( In response to a very good post by stealthwise on the Comics Should Be Goodforum
I like this Glorious Five Year Plan, comrade stealthwise. The basic structure would make superhero comics much better, and increase the viability of the franchises. All it needs are the following tweaks;
1.) To be done on a character/book by character/book basis, as opposed to for the whole line. Instead of a sweeping reboot, have each character on their own, more specific cycle of renewal.
2.) Keep events to separate side-projects ( such as how the Ultimate Universe once did it; Warren Ellis does a three-part maxi-arc, but it doesn't interrupt any of the individual books and doesn't take itself any more seriously than it should ). Book-by-book crossovers are annoying in the direct market, and even more annoying in bookstore compilations ( the next Iron Man trade is a tie-in telling us what Rhodey was doing during Secret Invasion? If you care about Iron Man but not the bigger crossover, it's a bit of a slap in the face ).
3.) Be less specific about it being a reboot. Some of the characters need full reboots, but others are so well known outside of the direct market, and have such simple origin stories, that they don't need to start with a Year One. Instead, have them start at the point where they're best remembered ( Hulk as the green Savage fugitive, Spider-Man as a single college student, and for God's Sakes, Batman as Bruce Wayne ). Similarly, the ending need not destroy the whole world and kill the character; instead, it's more like that five year story arc introduces a problem for the character then solves it, leaving them more or less in the condition they were found in.
Here's how I might tailor it to an X-Men Comic;
1.) Introduction. X-Men are set up in a configuration similar to that of the early 90's; Claremont-type line-up, but school setting with the players in their default configurations ( Xavier is present and handicapped, Magneto leads the Brotherhood, Cyclops and Jean are going steady but Wolverine wants to do something about that fact, etc. ). Mutants are hated and feared but it's not Days of Future Past yet. Re-establish the basic essence of the characters with more archetypal stories, while setting up the larger conflict.
2.) Hook. Emerges in year one, but is the forefront of year two; the larger conflict for this particular five-year arc. For example, if you are to do a story about a pharmaceutical cure for the X-Gene ( and to make it actually matter to the story, unlike in Astonishing X-Men or the third movie ), the first year has rumblings of the cure, but the second year actually puts it to the forefront. An interesting hook is important to differentiate this from any other X-Men storyline, and to get interest from outside the people already reading the book. Year two is where it really starts to hurt.

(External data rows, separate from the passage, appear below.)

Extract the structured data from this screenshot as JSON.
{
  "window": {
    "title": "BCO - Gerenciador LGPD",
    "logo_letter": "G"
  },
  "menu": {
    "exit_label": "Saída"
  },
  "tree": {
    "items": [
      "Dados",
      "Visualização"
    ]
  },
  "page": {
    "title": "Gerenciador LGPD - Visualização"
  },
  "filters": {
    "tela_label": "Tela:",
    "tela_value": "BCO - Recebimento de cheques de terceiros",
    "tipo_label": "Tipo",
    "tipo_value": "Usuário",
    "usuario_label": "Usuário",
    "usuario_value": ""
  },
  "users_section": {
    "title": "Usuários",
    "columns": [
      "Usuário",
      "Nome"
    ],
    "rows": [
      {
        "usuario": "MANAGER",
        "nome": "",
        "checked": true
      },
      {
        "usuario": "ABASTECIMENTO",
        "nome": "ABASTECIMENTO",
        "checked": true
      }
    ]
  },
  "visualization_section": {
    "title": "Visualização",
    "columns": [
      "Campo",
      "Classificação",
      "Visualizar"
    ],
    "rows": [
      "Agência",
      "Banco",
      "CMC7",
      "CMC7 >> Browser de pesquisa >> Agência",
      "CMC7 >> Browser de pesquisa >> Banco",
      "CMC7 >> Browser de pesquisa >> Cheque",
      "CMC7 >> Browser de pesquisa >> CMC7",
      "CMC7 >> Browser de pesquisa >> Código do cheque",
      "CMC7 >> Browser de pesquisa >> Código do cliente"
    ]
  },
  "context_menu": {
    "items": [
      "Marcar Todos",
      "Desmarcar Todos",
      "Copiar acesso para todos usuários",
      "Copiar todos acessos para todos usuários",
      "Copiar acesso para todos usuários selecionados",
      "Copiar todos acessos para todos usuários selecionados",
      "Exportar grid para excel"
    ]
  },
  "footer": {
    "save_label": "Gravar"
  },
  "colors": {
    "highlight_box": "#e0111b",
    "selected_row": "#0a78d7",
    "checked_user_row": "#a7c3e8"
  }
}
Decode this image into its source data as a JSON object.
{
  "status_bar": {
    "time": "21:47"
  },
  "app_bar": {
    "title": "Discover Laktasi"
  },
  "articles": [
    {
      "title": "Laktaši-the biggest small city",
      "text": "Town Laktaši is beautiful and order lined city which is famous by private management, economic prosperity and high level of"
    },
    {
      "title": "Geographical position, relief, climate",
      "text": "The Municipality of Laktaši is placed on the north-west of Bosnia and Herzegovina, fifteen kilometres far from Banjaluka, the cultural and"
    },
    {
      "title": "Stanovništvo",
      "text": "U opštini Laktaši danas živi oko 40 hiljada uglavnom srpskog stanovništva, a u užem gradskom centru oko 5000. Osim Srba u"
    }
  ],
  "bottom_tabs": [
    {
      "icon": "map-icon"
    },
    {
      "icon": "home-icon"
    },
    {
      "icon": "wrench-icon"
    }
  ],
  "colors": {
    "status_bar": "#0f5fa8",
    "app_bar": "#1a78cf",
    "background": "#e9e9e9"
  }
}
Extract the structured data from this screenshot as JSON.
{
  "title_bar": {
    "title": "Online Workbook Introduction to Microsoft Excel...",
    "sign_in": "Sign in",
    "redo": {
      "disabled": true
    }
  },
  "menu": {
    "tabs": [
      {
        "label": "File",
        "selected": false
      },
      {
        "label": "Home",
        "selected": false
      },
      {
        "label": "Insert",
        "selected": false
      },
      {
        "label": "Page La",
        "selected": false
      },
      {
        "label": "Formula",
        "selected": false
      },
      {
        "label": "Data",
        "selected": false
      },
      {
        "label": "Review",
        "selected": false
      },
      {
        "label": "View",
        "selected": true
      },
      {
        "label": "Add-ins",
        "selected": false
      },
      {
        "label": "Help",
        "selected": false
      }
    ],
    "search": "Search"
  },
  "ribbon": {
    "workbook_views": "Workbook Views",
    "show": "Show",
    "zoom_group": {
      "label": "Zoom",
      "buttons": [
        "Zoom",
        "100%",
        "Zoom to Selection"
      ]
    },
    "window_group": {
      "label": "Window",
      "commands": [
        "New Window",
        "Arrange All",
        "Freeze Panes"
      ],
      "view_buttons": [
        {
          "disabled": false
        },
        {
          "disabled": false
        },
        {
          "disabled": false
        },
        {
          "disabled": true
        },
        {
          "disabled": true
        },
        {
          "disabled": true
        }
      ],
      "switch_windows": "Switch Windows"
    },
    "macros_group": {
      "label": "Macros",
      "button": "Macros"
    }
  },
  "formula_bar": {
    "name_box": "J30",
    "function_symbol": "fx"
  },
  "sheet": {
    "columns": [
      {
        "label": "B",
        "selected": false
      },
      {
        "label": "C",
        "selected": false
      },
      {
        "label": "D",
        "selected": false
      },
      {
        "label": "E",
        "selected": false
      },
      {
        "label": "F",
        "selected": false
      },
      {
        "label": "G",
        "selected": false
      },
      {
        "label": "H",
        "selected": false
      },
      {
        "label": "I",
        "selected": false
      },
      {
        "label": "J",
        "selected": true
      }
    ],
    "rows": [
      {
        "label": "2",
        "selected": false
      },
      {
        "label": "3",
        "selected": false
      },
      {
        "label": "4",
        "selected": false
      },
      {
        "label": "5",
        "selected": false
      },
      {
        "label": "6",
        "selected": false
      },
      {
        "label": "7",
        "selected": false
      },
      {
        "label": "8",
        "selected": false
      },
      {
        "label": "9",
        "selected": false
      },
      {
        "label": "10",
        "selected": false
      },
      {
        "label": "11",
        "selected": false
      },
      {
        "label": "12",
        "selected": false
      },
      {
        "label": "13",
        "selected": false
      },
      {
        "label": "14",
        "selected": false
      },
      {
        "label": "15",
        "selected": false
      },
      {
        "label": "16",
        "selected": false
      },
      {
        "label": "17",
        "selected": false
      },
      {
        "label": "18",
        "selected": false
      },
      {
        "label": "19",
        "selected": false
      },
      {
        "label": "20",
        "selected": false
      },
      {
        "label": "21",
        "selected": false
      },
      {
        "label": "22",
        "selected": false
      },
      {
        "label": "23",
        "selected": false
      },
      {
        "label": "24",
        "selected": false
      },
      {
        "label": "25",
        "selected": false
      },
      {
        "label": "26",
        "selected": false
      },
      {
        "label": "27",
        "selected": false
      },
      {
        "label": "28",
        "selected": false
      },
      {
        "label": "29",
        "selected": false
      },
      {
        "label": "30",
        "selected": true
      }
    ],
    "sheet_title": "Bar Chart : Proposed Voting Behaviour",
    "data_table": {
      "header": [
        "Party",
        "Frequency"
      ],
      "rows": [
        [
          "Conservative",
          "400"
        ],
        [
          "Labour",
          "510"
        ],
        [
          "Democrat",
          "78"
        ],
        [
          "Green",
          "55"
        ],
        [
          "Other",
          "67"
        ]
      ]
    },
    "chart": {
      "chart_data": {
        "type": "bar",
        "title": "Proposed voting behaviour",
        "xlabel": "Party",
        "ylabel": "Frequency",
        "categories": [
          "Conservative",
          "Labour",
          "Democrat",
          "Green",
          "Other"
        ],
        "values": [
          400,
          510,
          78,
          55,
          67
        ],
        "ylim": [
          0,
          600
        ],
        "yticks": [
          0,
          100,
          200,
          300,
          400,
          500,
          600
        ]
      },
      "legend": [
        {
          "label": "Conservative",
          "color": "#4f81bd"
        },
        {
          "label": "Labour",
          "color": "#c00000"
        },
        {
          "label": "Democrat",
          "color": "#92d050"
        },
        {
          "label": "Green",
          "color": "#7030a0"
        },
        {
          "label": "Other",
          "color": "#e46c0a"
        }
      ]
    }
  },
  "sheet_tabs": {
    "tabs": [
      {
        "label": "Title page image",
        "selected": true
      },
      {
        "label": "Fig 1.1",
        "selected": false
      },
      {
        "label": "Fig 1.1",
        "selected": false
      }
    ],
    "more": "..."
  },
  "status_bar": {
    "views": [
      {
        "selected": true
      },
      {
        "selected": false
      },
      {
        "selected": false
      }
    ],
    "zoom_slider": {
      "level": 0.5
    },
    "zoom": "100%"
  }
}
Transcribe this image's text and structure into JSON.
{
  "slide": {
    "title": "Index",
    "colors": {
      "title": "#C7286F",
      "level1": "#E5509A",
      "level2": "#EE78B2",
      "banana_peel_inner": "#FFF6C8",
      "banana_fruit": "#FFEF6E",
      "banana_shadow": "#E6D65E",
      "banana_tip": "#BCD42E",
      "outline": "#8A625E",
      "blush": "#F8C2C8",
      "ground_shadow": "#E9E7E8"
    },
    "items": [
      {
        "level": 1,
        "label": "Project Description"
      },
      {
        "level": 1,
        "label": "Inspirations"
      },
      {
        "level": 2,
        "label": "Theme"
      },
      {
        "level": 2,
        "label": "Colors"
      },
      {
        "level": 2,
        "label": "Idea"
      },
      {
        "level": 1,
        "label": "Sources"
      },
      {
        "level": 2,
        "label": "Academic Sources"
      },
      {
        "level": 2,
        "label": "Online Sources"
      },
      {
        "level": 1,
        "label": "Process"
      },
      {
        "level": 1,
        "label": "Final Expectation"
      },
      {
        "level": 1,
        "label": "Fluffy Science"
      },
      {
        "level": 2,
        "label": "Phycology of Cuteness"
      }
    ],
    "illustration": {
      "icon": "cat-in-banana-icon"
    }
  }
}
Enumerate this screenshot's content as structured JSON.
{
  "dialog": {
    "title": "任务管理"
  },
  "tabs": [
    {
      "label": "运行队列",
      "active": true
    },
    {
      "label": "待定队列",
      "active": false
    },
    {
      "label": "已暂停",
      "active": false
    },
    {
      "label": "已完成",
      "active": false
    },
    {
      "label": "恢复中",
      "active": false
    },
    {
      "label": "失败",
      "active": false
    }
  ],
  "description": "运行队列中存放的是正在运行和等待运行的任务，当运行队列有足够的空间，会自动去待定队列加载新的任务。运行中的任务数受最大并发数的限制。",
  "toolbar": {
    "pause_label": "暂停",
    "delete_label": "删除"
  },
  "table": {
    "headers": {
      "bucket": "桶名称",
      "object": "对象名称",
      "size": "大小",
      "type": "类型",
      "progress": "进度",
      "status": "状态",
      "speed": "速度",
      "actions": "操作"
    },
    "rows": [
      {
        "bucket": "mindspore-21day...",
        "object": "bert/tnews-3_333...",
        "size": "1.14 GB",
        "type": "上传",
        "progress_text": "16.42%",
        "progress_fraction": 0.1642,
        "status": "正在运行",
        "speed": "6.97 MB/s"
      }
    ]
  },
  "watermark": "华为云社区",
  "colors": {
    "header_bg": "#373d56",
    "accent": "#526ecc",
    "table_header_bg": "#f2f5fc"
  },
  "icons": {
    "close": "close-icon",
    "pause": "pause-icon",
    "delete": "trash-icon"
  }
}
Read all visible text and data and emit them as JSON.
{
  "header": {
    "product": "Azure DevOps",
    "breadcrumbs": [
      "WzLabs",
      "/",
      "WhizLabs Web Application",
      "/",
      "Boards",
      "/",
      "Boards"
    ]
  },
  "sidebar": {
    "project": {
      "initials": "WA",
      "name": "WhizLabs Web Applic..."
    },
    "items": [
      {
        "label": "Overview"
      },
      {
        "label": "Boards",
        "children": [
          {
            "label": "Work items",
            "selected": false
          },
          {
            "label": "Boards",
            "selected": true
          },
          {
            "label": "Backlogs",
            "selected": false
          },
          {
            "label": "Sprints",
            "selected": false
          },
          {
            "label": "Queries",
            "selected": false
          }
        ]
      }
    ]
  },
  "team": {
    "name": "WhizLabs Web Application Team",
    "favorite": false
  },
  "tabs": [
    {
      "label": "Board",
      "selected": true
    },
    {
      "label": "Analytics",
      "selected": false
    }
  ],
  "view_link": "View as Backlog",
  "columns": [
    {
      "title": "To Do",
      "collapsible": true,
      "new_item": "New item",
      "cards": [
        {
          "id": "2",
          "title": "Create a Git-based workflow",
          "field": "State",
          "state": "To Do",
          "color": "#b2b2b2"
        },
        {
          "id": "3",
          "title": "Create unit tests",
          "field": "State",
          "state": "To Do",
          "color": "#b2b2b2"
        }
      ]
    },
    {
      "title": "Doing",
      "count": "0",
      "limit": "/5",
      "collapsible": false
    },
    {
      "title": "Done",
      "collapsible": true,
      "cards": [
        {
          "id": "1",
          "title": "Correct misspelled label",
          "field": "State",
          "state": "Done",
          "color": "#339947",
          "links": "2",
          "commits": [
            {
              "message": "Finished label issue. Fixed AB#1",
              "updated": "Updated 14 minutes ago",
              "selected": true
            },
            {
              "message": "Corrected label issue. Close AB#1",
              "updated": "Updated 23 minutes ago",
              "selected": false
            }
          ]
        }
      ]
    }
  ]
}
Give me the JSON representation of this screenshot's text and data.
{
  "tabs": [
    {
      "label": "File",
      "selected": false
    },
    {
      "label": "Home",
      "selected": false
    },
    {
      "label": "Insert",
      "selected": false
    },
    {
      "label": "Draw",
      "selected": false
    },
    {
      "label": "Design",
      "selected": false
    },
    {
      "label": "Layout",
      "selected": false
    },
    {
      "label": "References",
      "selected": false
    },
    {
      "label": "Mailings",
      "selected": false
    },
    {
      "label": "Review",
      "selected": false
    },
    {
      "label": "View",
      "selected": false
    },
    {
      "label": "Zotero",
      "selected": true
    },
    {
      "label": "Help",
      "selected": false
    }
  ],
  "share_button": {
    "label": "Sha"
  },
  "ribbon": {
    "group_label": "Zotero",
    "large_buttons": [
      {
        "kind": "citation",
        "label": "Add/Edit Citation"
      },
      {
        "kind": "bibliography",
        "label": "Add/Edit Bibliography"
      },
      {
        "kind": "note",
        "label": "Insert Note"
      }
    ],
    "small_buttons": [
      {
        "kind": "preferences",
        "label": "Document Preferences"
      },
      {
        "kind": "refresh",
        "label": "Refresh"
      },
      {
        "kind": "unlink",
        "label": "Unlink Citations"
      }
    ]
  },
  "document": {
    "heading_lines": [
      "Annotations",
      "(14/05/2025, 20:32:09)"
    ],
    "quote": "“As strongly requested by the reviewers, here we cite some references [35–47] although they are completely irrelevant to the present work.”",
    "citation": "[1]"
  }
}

3.) Transition. Status quo is altered as story sees fit. Changes are not permanent due to the five-year-cycle, nor are they so drastic that a person who only knew the X-Men from the movies and cartoons would be alienated. This is where the characters' lives have been disrupted and where they have to adjust; for example, if the cure becomes mainstream, the X-Men have to go on the run while they work out a solution, give or take a few members and a few traumatic events.
4.) Deconstruction. Things get much worse much faster here. This is Born Again territory in terms of adversity for the characters, though I use Born Again because it's a story that does have a satisfying resolution, because of
5.) Conclusion. The story about the cure is wrapped up, and that major plot thread will not re-appear. But the X-Men are still around and able to adventure in their traditional fashion at the end, but they are changed from the experience of the five years worth of comics. This puts the toys back in the box, but does so with an exciting climax, and leaves the characters emotionally affected. Maybe an expendable but likable character has died, or they have received an injury physically or emotionally; the X-Men revert back to the basic status quo they had in the beginning.
Lather, rinse, and repeat; though the fact that there are clear points that the books return to at the beginning and ending of the cycle keep the books consistent, they do not remove all continuity. The previous five-year story will be referenced, just not in an explicit way; the five-year plan makes sure the books focus on the Now.